Implications on Information Exchanges

The DOJ specifically called out its statements about information exchanges as "no longer serv[ing] their intended purpose of providing encompassing guidance to the public …." In a speech at an antitrust conference the day before the statements were withdrawn, Principal Deputy Assistant Attorney General Doha Mekki argued that information exchanges permitted under these statements could enable price- and wage-fixing, given changing health care market realities and the greater use of algorithms and de-anonymization techniques.

Previously, these statements permitted information exchanges among competitors as long as (1) the exchange was managed by a third party, (2) the data was more than three months old, and (3) the data consisted of information that was anonymized and aggregated, with the report including data from at least five participants and with no single participant representing more than 25 percent of the total data.

What can we expect from the DOJ's new "case-by-case" approach?

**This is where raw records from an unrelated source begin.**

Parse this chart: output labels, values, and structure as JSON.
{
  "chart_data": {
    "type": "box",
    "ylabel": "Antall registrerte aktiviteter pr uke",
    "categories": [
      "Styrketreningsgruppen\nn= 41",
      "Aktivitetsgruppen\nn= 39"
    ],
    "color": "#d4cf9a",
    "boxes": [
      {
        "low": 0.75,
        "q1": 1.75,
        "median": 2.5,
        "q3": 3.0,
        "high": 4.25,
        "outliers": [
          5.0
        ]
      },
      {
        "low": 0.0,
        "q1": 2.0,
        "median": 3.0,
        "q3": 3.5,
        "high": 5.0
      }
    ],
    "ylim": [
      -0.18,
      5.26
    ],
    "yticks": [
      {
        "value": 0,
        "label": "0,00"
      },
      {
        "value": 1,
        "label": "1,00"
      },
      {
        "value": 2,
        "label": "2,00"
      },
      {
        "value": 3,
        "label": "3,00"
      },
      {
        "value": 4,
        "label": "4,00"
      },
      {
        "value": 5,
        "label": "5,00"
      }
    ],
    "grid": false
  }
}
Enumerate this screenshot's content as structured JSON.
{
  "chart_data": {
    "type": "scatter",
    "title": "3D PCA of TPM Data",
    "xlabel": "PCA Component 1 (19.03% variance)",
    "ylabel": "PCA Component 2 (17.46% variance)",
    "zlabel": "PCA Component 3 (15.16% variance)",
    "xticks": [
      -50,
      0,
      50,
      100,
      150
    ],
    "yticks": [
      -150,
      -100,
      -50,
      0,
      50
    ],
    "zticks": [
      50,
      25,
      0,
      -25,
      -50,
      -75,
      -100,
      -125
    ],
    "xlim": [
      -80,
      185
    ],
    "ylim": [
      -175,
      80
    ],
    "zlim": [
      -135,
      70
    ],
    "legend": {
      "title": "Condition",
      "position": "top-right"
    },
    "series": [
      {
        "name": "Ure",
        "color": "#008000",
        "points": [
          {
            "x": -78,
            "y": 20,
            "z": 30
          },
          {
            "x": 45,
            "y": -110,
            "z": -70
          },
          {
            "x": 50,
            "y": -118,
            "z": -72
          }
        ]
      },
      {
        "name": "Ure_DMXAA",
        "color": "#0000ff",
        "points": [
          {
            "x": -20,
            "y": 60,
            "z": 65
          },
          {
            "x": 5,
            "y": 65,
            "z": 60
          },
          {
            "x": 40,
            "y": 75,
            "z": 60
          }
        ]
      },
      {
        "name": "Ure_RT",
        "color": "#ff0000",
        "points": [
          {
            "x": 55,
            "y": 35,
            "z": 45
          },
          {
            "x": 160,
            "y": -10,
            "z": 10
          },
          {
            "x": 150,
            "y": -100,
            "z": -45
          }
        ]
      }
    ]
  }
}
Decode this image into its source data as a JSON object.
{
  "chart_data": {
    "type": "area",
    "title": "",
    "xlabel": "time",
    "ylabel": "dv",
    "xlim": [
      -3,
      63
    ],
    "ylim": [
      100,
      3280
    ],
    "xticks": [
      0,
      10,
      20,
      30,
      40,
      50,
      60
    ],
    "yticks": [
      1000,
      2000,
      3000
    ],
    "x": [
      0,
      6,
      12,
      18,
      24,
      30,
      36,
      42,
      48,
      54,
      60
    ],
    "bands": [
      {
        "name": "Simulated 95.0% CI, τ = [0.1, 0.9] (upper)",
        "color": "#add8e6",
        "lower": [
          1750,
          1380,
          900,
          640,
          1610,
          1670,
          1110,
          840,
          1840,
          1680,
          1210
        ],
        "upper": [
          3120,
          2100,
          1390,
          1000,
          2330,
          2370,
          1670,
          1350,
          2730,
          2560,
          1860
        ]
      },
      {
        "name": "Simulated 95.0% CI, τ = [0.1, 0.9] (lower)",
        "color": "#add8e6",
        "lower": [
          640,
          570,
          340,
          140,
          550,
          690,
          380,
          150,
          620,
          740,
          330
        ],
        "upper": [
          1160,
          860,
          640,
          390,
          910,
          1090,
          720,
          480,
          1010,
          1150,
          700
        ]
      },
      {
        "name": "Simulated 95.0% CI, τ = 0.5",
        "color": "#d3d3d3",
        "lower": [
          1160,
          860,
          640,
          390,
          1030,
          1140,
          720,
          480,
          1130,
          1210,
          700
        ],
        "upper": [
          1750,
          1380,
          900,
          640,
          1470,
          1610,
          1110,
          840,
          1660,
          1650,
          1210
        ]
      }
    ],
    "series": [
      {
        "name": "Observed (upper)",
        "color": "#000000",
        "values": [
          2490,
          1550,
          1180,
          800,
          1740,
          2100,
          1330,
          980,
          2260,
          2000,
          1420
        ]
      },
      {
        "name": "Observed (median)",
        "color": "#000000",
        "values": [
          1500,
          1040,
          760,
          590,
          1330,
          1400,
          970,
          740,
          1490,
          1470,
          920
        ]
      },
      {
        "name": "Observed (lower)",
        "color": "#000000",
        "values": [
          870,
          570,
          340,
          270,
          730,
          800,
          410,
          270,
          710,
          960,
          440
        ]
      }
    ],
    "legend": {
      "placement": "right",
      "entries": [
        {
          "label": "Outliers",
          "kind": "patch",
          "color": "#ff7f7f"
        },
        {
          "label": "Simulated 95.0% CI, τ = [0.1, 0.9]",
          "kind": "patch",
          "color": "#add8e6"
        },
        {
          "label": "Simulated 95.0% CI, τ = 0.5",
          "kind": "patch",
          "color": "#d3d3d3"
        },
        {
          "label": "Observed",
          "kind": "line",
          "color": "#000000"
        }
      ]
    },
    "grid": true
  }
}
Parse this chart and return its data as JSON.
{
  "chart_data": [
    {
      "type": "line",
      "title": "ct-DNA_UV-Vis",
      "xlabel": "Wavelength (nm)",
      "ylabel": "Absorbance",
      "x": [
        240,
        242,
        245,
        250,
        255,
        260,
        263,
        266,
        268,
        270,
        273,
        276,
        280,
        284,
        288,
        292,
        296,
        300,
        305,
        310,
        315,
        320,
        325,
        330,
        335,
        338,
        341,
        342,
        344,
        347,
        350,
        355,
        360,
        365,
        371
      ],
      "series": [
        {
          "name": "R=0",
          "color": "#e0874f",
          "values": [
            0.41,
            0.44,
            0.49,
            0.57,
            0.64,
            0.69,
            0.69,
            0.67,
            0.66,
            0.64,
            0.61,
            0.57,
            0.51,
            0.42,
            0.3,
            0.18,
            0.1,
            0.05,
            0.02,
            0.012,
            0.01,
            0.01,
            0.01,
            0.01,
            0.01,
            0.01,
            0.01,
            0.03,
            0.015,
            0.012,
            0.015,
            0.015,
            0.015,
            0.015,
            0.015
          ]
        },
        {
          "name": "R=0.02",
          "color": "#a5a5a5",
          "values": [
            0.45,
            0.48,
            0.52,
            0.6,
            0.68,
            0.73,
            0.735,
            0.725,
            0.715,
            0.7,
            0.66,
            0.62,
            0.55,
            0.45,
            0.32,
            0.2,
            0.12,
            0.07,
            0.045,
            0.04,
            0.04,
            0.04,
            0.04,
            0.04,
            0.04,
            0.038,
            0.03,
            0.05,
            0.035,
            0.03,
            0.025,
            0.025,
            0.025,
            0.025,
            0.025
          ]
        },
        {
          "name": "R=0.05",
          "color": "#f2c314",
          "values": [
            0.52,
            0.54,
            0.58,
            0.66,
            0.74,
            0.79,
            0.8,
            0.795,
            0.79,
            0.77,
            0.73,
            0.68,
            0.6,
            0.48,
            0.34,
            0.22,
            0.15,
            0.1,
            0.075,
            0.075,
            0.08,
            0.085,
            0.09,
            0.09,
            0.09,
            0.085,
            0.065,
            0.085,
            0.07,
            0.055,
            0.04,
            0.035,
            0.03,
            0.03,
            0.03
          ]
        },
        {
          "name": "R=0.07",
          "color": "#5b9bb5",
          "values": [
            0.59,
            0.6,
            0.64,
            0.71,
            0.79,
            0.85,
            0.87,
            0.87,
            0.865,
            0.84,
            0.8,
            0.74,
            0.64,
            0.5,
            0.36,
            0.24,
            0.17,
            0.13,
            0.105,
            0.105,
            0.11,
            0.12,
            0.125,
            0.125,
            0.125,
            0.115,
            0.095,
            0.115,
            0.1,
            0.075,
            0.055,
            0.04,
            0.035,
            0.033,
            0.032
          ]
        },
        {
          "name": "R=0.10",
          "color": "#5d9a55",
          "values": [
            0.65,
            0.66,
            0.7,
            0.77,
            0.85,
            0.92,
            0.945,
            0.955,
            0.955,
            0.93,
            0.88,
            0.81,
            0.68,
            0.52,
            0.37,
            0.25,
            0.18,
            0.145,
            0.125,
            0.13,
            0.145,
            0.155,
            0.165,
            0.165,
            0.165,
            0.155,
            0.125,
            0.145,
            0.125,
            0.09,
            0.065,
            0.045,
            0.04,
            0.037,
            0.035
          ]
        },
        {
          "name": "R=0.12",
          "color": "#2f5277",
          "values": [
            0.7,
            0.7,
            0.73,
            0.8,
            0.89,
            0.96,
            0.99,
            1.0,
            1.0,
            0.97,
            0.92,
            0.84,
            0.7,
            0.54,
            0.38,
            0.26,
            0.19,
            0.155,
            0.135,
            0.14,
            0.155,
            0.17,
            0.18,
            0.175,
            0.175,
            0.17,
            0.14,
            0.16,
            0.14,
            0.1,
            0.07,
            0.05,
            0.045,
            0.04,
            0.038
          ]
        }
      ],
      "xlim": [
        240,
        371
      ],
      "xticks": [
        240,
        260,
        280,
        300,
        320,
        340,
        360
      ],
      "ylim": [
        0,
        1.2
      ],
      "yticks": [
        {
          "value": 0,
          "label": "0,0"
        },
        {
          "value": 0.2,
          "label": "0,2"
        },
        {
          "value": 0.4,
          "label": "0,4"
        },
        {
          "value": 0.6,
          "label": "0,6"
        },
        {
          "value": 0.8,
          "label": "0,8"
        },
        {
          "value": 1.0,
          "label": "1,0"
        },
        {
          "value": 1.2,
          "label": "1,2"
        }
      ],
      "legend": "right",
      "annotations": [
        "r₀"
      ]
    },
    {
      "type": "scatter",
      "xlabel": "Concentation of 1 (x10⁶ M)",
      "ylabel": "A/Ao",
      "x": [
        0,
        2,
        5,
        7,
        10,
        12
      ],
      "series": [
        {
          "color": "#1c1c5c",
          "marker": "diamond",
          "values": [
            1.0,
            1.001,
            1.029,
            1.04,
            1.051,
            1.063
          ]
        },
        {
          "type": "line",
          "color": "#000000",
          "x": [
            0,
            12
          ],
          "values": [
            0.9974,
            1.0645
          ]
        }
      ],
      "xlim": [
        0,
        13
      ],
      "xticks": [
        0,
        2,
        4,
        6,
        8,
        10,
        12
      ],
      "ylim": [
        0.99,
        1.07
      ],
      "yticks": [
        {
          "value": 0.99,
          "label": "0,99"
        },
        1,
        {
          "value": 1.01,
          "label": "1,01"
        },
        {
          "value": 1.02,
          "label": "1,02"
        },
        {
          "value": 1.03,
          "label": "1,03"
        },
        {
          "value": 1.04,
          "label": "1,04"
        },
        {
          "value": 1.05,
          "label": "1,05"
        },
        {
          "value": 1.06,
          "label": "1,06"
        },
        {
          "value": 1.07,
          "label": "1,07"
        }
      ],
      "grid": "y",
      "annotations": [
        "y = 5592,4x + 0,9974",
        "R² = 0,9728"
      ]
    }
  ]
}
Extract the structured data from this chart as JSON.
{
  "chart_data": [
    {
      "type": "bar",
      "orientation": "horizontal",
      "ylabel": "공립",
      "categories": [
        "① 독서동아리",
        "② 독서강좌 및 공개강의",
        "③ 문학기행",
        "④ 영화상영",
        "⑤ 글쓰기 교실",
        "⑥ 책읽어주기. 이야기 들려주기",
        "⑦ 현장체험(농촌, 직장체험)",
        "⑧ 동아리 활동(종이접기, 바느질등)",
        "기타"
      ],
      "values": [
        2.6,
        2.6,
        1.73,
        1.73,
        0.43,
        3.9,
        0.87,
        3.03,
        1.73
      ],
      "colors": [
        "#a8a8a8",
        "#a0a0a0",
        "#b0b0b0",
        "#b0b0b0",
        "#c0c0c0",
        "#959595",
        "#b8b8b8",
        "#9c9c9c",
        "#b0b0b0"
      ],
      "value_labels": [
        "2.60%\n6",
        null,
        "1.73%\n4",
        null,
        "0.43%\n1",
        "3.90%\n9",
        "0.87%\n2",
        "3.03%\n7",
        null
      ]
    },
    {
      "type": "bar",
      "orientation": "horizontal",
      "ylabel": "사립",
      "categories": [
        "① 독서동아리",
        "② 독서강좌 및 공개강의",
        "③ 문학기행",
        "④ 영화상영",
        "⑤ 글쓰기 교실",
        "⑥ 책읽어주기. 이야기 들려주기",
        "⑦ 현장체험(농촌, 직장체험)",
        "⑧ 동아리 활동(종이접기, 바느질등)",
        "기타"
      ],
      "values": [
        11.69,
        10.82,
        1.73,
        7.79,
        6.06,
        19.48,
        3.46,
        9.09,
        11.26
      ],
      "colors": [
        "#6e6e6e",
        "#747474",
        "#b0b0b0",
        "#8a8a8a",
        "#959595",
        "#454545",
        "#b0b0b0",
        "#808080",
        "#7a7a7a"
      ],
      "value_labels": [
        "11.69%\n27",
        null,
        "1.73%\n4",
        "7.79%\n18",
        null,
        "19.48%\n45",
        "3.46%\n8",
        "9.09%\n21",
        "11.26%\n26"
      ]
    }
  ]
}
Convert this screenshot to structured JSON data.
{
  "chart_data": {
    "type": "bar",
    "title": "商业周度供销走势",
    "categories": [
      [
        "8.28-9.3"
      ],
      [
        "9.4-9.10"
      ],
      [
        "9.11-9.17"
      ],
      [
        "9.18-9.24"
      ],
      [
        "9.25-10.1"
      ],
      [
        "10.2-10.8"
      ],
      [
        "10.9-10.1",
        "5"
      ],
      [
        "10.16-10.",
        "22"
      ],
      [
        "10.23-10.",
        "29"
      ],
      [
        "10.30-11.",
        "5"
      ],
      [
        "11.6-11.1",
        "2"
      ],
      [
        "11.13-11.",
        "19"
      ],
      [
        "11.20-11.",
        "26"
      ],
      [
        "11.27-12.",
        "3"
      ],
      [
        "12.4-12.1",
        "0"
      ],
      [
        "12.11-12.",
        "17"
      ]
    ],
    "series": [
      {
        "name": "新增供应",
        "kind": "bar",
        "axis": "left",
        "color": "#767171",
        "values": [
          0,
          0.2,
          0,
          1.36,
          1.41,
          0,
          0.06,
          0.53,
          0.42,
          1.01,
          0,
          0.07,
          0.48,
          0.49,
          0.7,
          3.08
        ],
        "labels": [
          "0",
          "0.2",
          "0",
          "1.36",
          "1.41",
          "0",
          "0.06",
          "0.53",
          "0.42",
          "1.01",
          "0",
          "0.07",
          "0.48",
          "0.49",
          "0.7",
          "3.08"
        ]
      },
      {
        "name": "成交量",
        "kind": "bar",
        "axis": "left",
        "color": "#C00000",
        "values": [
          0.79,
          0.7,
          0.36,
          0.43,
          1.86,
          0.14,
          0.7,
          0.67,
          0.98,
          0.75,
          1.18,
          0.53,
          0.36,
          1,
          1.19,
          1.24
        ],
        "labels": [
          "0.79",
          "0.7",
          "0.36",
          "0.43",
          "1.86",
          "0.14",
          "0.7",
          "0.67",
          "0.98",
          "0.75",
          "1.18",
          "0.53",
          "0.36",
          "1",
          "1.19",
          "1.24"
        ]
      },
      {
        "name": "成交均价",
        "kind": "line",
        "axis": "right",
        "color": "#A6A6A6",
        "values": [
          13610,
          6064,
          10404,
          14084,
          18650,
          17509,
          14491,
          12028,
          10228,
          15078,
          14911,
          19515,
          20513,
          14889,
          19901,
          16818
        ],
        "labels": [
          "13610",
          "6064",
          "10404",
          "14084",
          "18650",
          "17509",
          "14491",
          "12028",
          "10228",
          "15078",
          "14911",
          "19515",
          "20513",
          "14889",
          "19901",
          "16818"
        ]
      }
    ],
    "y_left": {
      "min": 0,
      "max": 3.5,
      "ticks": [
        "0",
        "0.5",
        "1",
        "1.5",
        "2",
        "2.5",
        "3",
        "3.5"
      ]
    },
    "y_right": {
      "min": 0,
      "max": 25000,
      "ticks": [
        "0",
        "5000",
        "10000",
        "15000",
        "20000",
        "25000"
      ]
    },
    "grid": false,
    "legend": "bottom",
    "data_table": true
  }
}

Ultimately, we can anticipate new enforcement challenges by the agency. In the meantime, health care providers should consult with counsel to develop and implement best practices to minimize antitrust risk when sharing information among competitors.

Overall Impact on Competitor Collaborations

The impact of the DOJ's withdrawal from these polices will, of course, become clearer through enforcement actions. The move, however, sends an unmistakable signal to the health care industry: Tread with care. Transactions and other collaborations previously shielded by the safety zones will now have to be re-evaluated to understand any actual potential impact on competition.

The purpose of the policy statements was to provide guidance and certainty, to guard against deterring beneficial collaborations. The withdrawal of the statements reintroduces uncertainty in a number of areas, including financial and clinical integration efforts, and sharing of patient data between co-owned health care providers and payers.


We will continue to monitor statements and actions by both the DOJ and FTC on these policy statements and their implications for the health care industry. In the meantime, consult with counsel with any questions concerning specific information exchanges or disclosures, joint ventures or payer contracting involving clinical integration, or joint purchasing/joint-buying efforts. Parties should be aware of the DOJ's heightened interest in areas covered by these statements and work with counsel to follow best practices and avoid antitrust risk.